Least Claw Zteeffwiit and his battered carrier had retreated, as ordered, to the BR-01 warp point to support Vice Admiral Erica Krishmahnta who commanded the forces trapped on the other side of it, ready to head down the line with every bit of information that had been gleaned from the last battle and whatever could be understood from here.


At least that's one Tabby I could make see sense. The Orion's beloved fighters were all but useless against the Behemoths and could only engage the battleships and there seemed to be few of those. Whatever these aliens thought, they certainly built big.


He'd sent Captain Kirby-Hypher and her Eldorado through Andromeda with all the information for the forces there.


"No attempt to communicate at all?" Waldeck turned to his com tech, who shook her head.


"Nothing, sir. There doesn't even seem to be a lot of intership chatter. I've even tried the Bug frequencies and there's nothing there."


"Keep trying, Ms. Brooker."


"Yes, Sir."


Over the days they'd had for preparation as the aliens slowly changed course and came after them, the tension had strung tighter and tighter, like a violin bow arching itself the wrong way. The relief to be doing something other than repairs and trying to recoup losses was palpable. The frantic scrambling aftermath of the battle had butchered morale as well as ships and crews. Now, they had a chance to hit back, when Fleet Admiral Waldeck leaned forward slightly and said, "Engage."


Temuchin and Novalis, now part of Flag Captain Anderson's group, were the first to falter in coordination and a dozen alien missiles out of the hundreds roaring down on them slammed home.


Waldeck cursed to himself as he saw the alien parasites refusing to engage his supermonitors but skittering around his formation to attack the forts directly. Kamikaze again. There seemed to be no attempt to save their own lives at all. No lifeboats. Fort Maenad expanded into a blazing boil of energy as two SDs rammed home.


Williamsburg and her sisters pounded at a Behemoth as Waldeck began to realize that he couldn't hold the point after all. The aliens were avoiding the minefields, targeting the immobile forts with a complete disregard for their own lives. Against that he didn't have the firepower.


"Retreat. All units, retreat." The words were bitter in his mouth but he had to get what was left of the fleet out of an untenable situation.

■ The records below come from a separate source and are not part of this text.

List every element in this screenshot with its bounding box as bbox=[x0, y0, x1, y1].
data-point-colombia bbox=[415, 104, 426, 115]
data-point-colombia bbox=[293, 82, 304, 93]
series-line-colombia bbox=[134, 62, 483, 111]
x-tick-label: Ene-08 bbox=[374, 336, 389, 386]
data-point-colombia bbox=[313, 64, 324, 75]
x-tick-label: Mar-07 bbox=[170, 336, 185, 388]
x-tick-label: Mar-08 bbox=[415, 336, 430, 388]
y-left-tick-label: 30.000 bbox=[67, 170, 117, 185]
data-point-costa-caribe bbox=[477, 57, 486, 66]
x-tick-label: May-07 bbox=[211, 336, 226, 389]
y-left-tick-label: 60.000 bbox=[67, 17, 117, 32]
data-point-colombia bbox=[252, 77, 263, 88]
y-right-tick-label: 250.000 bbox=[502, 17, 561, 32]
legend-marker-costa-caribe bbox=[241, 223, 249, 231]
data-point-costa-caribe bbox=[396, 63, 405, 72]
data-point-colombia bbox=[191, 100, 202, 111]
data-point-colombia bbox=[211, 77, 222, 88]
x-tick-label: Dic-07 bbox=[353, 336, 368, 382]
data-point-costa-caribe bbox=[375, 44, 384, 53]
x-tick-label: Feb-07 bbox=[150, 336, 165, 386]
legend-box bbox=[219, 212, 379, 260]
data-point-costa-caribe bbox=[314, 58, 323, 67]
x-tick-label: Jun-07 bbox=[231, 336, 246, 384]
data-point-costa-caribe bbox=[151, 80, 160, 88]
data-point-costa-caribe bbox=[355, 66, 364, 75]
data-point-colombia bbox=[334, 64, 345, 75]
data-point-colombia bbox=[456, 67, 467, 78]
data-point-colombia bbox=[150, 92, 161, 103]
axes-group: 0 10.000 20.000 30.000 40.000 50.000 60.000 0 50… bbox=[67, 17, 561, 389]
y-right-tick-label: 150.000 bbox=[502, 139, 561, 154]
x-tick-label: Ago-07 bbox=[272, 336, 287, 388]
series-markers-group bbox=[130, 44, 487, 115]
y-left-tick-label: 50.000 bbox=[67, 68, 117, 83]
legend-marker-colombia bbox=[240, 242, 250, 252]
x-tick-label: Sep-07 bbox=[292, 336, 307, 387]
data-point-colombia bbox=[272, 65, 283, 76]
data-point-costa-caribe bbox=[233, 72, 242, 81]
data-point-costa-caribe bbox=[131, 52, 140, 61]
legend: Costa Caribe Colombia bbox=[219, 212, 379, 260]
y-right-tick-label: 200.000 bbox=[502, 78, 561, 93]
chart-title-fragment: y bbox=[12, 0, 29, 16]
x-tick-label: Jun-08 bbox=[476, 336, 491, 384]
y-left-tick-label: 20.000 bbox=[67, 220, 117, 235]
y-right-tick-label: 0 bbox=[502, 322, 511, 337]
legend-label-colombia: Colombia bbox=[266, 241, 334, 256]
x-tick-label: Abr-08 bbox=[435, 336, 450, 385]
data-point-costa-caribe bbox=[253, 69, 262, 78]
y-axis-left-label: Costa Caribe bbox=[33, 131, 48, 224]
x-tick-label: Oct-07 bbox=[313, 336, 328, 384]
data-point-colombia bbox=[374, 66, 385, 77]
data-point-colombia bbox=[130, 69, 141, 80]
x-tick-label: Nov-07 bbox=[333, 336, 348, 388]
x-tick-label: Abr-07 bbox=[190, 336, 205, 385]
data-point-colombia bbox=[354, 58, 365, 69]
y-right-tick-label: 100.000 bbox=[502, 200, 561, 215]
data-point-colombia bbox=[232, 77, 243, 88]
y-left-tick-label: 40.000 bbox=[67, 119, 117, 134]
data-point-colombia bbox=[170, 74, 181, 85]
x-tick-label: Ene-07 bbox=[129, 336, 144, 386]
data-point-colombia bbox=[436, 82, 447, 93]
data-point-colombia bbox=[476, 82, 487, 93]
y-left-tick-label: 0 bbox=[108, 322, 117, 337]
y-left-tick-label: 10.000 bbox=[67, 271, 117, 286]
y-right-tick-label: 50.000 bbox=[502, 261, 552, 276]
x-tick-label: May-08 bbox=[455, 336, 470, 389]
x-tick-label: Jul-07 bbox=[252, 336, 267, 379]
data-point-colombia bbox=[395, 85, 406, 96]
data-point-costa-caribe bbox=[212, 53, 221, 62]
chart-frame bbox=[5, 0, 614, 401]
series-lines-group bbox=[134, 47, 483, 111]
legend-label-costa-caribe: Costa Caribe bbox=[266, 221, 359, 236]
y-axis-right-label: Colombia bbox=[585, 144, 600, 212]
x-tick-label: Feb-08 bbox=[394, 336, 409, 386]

"Commander, I'm forced to retreat."


A strange voice answered him. "Commander Stokes here, sir. The LC's dead. Get everyone left out. We'll cover your a—backs."


"And surrender after, if you can."


"Yes, Sir."


The pounding that the Williamsburg was taking was enough to start shaking things around him. "Drone message to Van Felsen. We are being forced to retreat. Offer no resistance to the aliens, Elizabeth. Surrender, and that's a direct order."


"On the tick, Sir."


"Thank you, Lieutenant."


The RFN forces were falling back, one after the other making transit under the cover of the others, and just as the last units were pushing through, Ozymandias struck a final lucky blow. Her primary beams sliced into and through one of the aliens' mobile moons.


That Behemoth actually seemed to stagger as the governors on the pinhole singularity in her belly vaporized, and under the fading glare of that blast, Williamsburg managed to limp through the warp point, barely able to make transit, leaving the system undefended. The humans and their allies had destroyed eight of the most enormous ships they'd ever seen, unknowingly killing almost four million of the aliens for whom the hady no name.


We lost fifty-eight percent of our force and took out eight percent of theirs, Waldeck thought. A Pyrrhic defeat.